The shared initiative is called the High Value Health Care Collaborative (HVHCC) and is made up of 15 health organizations, including Mayo Clinic, Scott & White Healthcare, and Beth Israel Deaconess Medical Center. HVHCC is led by scholars from Dartmouth College and Dartmouth-Hitchcock Health System. Shared decision making will include counseling from a “patient advisor,” who will be responsible for helping patients understand the risks, costs, purpose, and benefits of a procedure.

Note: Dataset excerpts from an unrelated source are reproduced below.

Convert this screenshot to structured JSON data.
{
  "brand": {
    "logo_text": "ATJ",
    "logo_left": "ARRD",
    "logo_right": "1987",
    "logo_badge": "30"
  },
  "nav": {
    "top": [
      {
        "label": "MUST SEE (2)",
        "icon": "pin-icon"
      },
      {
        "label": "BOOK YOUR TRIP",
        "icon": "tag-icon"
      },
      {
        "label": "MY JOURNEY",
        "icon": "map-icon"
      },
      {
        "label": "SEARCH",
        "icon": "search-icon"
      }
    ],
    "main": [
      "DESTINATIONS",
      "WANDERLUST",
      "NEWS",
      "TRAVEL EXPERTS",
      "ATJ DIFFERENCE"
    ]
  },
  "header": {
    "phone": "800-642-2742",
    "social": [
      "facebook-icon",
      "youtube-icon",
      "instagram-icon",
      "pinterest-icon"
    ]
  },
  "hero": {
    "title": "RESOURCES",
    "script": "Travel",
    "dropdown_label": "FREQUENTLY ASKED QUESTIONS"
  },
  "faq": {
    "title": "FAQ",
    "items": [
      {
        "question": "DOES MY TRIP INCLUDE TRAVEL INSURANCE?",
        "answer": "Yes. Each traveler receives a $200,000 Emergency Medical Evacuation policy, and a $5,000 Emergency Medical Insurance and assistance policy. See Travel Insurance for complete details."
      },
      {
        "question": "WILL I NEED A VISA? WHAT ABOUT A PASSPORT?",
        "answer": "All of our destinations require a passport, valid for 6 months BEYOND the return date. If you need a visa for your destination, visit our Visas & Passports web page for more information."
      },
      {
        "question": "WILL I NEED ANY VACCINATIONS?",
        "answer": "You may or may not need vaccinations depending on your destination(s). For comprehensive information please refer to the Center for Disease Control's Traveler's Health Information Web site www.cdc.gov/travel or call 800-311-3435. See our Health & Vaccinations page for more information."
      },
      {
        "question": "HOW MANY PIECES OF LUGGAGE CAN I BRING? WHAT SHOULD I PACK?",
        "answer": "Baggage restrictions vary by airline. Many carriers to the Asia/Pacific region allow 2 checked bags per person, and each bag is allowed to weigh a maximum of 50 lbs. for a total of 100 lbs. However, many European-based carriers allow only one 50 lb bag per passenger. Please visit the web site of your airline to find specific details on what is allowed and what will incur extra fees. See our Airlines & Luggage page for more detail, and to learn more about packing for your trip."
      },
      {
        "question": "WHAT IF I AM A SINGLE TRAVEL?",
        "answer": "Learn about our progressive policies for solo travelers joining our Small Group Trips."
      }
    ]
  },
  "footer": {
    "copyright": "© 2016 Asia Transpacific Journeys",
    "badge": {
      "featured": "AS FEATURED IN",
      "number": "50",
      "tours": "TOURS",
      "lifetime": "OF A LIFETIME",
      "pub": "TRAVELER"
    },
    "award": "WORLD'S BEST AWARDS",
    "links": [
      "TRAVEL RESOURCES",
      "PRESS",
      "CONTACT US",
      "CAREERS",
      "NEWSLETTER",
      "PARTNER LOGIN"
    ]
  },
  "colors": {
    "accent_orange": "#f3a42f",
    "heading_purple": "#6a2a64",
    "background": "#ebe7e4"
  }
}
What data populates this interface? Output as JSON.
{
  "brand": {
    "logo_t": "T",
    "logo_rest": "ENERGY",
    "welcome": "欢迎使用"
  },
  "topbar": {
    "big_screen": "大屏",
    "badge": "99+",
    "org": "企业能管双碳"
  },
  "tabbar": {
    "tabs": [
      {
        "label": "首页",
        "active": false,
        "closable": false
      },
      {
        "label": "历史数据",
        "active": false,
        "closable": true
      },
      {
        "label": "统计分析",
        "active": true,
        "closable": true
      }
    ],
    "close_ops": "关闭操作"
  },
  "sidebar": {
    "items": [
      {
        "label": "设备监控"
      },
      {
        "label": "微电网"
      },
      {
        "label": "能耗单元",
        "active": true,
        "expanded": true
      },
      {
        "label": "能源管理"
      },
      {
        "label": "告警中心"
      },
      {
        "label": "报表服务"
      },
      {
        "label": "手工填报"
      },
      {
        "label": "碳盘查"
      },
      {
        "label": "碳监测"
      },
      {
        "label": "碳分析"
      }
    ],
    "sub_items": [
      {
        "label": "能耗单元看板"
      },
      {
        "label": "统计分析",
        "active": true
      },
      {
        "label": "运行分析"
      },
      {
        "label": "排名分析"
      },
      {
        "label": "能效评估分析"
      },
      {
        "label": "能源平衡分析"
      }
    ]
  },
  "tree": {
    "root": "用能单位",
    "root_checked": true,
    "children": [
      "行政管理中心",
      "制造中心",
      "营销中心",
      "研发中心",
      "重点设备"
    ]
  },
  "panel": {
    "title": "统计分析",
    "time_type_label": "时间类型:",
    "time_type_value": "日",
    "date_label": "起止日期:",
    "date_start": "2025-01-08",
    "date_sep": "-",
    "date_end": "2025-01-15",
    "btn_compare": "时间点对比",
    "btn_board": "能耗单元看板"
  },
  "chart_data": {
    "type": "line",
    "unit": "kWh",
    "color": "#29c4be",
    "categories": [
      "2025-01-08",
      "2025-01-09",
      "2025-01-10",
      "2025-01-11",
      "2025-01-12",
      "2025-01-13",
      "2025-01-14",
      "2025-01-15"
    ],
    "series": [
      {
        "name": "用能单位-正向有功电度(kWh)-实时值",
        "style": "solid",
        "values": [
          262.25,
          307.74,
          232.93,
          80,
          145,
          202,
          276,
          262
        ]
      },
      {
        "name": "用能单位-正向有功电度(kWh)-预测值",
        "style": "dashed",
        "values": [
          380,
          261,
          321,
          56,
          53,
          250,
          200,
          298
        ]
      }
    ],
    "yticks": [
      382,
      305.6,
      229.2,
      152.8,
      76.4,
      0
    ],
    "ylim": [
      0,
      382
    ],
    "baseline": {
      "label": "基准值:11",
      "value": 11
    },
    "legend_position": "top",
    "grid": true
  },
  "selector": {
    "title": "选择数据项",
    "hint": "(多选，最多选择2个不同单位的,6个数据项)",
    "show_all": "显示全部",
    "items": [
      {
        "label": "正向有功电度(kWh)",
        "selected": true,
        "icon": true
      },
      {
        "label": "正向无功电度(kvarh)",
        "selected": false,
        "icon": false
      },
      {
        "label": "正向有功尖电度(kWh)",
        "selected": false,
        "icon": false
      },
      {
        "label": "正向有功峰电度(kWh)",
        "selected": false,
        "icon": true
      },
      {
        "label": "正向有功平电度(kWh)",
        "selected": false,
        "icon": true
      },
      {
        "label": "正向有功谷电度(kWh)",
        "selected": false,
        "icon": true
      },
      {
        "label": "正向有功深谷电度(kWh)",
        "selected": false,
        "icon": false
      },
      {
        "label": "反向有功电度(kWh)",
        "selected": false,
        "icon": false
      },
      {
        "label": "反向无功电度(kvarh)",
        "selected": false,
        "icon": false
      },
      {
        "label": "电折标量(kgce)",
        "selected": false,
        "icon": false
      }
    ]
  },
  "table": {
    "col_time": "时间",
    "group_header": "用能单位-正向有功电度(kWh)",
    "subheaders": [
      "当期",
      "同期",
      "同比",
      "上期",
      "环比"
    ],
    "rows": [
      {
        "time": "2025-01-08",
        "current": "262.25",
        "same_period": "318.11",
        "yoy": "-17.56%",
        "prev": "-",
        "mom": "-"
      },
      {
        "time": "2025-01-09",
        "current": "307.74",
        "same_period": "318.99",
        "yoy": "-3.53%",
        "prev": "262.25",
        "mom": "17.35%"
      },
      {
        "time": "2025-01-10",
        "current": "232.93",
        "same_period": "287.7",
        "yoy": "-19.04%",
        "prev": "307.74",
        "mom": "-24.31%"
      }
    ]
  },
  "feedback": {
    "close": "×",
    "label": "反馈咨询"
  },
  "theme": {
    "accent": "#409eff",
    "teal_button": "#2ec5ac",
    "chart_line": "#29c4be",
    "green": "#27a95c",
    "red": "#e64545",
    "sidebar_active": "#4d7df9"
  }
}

William Weeks, MD, medical director of the HVHCC, believes that shared decision making will result in better informed patients, which will ultimately cut down on the cost of unnecessary procedures.
The idea of implementing patient advisors comes from the tradition of one-on-one conversations between a doctor and patient, a less formal way of sharing information. HVHCC reported that there would be approximately 48 patient advisors hired over the next three years to work with patients and their families. The current approach to informing patients includes educational videos and online material, aids that are sold to health plans, hospitals, and physician practices. HVHCC hopes to find a way to incorporate the system of patient advisors into smaller practices as well as hospital settings.